As I read the “The Sycamore” by Wendell Berry, I am reminded of a trip my wife and I made to Coorg, India.  Each night we were entertained by the family’s cook.  His stories graciously synthesized the family wisdom of each day.

I remember my first meeting Russ Ackoff forty years ago at his office at the Wharton School.  On his door were taped three academic articles.  I asked what they were.  He shared “the best personal information system in the world is a set of graduate students who know me and know what I am currently interested in.  These articles are the selected results of their research yesterday.”

Rick Jackson handed me a copy of “The Sycamore” near the end of another engaging conversation.  I was stunned at how deeply it captured my journey of the last 19 months.

“In the place that is my own place, whose earth
I am shaped in and must bear, there is an old tree growing,
a great sycamore that is a wondrous healer of itself.
Fences have been tied to it, nails driven into it,
hacks and whittles cut in it, the lightning has burned it.
There is no year it has flourished in
that has not harmed it. There is a hollow in it
that is its death, though its living brims whitely
at the lip of the darkness and flows outward.
Over all its scars has come the seamless white
of the bark. It bears the gnarls of its history
healed over. It has risen to a strange perfection
in the warp and bending of its long growth.
It has gathered all accidents into its purpose.
It has become the intention and radiance of its dark fate.
It is a fact, sublime, mystical and unassailable.
In all the country there is no other like it.
I recognize in it a principle, an indwelling
the same as itself, and greater, that I would be ruled by.
I see that it stands in its place and feeds upon it,
and is fed upon, and is native, and maker.”
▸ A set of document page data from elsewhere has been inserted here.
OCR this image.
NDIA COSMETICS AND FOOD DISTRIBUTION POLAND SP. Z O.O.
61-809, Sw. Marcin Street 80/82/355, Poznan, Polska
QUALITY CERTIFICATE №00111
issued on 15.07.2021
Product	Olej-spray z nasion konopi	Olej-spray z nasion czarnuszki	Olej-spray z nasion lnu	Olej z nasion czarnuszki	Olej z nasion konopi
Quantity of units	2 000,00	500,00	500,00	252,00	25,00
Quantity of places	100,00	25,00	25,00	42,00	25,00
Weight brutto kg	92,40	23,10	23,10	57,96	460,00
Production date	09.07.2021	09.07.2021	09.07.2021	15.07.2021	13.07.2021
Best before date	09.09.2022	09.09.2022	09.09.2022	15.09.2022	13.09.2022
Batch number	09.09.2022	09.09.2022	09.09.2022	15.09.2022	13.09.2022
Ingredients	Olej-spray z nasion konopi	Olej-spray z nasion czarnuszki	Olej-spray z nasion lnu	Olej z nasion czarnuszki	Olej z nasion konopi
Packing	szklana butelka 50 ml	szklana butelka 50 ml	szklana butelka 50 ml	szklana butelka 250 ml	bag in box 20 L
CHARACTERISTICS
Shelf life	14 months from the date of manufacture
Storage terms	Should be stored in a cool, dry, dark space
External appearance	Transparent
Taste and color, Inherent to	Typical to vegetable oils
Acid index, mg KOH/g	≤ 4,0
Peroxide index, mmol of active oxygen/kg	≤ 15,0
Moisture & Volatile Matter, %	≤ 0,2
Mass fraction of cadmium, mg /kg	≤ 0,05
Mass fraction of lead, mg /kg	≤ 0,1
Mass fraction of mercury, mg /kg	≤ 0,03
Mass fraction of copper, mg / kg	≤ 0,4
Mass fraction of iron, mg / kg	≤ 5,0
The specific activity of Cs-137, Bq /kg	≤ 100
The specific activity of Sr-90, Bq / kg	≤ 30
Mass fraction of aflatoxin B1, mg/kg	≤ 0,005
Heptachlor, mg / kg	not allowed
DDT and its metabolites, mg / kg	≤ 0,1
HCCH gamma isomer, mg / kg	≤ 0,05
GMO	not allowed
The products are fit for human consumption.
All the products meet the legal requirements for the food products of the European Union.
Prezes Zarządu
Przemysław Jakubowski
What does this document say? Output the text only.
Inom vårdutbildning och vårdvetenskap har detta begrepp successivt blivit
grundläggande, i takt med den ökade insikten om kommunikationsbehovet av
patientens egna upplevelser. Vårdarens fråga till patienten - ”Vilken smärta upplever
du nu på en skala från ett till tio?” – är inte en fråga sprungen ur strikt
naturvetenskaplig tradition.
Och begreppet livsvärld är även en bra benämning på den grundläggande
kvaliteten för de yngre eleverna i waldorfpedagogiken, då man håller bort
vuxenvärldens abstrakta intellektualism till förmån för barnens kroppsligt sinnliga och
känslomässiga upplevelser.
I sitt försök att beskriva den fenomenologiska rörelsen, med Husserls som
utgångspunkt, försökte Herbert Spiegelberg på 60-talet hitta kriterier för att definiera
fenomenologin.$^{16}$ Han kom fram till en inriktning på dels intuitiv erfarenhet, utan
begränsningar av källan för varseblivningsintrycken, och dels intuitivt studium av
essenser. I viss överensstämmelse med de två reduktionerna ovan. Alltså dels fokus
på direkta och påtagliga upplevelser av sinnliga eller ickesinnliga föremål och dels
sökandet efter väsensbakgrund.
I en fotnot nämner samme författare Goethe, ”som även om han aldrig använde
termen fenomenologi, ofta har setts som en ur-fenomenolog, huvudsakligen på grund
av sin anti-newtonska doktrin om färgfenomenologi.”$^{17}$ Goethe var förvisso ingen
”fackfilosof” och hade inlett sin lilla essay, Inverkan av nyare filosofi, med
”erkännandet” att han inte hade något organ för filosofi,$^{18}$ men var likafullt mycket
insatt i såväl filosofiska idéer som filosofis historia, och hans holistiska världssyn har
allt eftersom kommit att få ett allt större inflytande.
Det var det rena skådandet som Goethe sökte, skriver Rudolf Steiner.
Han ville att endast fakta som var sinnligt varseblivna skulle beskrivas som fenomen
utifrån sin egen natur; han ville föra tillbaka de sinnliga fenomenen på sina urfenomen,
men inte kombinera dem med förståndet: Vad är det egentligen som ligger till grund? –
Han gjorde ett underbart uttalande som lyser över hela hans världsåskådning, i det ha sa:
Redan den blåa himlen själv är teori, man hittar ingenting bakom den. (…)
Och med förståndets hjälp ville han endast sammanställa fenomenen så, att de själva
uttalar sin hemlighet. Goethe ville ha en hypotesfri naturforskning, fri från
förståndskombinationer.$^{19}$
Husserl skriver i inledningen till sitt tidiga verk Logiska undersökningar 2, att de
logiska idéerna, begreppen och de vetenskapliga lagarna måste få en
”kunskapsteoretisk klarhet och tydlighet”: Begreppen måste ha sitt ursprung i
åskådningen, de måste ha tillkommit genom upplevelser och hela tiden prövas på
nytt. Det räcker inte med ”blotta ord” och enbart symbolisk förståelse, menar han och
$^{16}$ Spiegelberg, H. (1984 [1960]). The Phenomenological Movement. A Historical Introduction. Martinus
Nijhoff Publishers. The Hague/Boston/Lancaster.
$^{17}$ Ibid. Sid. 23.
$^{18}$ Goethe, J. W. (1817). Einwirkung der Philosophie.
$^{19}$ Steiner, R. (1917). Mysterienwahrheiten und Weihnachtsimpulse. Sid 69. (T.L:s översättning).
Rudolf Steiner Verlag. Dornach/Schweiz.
Each line brings forth memories of my building resilience journey.

I had to pause and reflect with this line “It has gathered all accidents into its purpose.”  How have the accidents in my life developed or changed my purpose?  I immediately thought of David Sinclair‘s Lifespan and how epigenetics order our development AND record all the “accidents” in our lives:

“Epigenetic information is what orchestrates the assembly of a human newborn made up of 26 billion cells from a single fertilized egg and what allows the genetically identical cells in our bodies to assume thousands of different modalities….”

“Broken DNA causes genome instability, I wrote, which distracts the Sir2 protein, which changes the epigenome, causing the cells to lose their identity and become sterile while they fixed the damage. Those were the analog scratches on the digital DVDs. Epigenetic changes cause aging.”

Sinclair, David . Lifespan: Why We Age—and Why We Don’t Have To . Atria Books. Kindle Edition.

My Tall Cedar

While I don’t have a sycamore in the view from my chair, I do have a tall cedar.  It has withstood earthquakes and mud slides and escaped the destruction from the building of our neighborhood.  For 20 years it is the first thing I see as look for Mt Rainier.  Now I wonder what accidents it has adapted to its purpose.

Thank you Rick.  As one of my storytellers, you have come to know me.